Vous est-il déjà arrivé de vous balader sur les réseaux sociaux, et d'entendre qu'il faut absolument baisser son taux de cortisol, qui serait même l'"hormone du stress" ? La Dre Marie-Pierre Moisan est neuroendocrinologue et directrice de recherche à l’Institut national de recherche pour l’agriculture, l'alimentation et l’environnement (INRAE). La chercheuse, qui s'intéresse au cortisol depuis 35 ans, veut défaire les discours - souvent faussés - sur le cortisol qui circulent sur les réseaux sociaux.
Dans son ouvrage Mais est-ce vraiment le cortisol ? (aux éditions Vuibert), l’experte en endocrinologie, la discipline médicale qui s’intéresse aux hormones, s'attaque à plusieurs idées reçues, parmi lesquelles : la réduction du taux de cortisol pour contrer le stress.
Le poids, le visage gonflé (la fameuse “cortisol face”), les maux de tête, l’acné… à en écouter certains, le cortisol serait responsable de nombreux de nos maux.

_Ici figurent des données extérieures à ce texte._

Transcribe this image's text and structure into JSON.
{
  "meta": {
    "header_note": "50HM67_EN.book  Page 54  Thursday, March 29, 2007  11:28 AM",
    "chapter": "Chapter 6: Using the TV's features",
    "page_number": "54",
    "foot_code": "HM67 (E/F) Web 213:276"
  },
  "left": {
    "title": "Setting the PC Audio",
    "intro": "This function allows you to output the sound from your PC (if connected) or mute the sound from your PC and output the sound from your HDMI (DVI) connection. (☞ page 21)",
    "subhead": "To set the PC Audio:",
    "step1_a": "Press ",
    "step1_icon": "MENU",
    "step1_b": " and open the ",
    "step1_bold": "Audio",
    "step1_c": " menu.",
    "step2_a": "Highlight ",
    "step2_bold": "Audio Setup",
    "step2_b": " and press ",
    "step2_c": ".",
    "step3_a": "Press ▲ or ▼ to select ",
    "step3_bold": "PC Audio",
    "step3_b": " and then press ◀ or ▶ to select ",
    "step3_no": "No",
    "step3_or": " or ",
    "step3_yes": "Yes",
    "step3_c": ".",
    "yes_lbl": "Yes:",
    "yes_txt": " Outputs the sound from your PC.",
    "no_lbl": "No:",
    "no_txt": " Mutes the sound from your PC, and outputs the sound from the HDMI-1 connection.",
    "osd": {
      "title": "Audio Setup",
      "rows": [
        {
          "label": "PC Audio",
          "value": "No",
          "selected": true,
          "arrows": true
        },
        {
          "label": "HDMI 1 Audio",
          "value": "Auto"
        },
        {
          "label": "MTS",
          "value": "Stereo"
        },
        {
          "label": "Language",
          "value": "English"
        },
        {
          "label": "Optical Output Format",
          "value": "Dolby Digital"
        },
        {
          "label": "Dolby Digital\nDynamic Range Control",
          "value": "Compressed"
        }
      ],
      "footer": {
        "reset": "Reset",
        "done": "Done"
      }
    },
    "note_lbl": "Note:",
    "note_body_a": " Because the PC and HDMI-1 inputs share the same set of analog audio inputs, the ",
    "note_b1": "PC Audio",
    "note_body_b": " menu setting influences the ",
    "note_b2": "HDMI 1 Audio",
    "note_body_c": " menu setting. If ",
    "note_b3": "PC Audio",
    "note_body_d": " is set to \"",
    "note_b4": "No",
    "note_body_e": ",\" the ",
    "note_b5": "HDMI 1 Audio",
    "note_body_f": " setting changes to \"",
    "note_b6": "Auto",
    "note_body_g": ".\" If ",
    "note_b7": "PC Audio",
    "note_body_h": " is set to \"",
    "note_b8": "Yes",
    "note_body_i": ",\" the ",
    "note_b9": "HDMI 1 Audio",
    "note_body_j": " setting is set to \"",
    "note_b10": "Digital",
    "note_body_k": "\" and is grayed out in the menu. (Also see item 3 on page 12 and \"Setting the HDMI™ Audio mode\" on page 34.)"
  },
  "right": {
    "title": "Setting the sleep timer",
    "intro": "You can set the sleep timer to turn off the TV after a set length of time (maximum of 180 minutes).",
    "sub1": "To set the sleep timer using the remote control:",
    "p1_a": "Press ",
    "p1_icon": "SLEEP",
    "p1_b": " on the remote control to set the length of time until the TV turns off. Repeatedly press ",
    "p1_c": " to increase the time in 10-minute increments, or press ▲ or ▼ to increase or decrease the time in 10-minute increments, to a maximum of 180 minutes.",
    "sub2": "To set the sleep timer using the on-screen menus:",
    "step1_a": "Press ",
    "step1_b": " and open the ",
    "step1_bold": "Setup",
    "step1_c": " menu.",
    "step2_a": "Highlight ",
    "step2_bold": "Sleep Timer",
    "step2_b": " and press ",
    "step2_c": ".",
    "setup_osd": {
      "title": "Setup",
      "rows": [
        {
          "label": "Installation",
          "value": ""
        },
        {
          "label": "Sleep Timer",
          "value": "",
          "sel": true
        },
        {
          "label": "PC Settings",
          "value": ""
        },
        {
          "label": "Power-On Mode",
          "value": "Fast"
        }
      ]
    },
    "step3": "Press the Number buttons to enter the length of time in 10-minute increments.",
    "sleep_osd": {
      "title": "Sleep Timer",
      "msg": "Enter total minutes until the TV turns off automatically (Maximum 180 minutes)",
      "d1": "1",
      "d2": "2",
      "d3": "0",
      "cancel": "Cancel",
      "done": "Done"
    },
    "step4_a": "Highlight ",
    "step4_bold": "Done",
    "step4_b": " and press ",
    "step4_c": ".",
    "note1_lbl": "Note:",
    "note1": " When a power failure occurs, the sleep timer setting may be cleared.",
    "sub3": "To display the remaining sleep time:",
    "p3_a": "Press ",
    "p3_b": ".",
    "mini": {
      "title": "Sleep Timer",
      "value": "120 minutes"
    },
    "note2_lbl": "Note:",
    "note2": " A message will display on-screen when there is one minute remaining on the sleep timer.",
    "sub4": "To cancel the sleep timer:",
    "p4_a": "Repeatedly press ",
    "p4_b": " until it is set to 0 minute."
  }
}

L’un d’entre eux est le stress. Cela paraît presque “logique”. “Bien sûr que le stress fait monter le cortisol”, explique la Dr Marie-Pierre Moisan dans son livre. “Cela fait partie des nombreux éléments de la réponse au stress, nécessaire à notre survie.” Pourtant, “ce n’est pas le seul facteur biologique à être modifié en cas de stress”, souligne-t-elle. En période de stress, le cortisol agit plutôt comme un allié du corps, en mobilisant l’énergie nécessaire pour faire face à une situation. “Le cortisol ne provoque pas le stress : il en est la conséquence”. Ainsi, l’experte rappelle que la source du stress est donc la cible à prioriser pour le calmer et l’éliminer.
D'ailleurs, l’Assurance Maladie préconise d’adopter quelques règles d'hygiène de vie, telles qu’arrêter de consommer des excitants (café, tabac, alcool et autres substances psychoactives), adopter un bon équilibre alimentaire et un meilleur sommeil, et pratiquer une activité physique régulière.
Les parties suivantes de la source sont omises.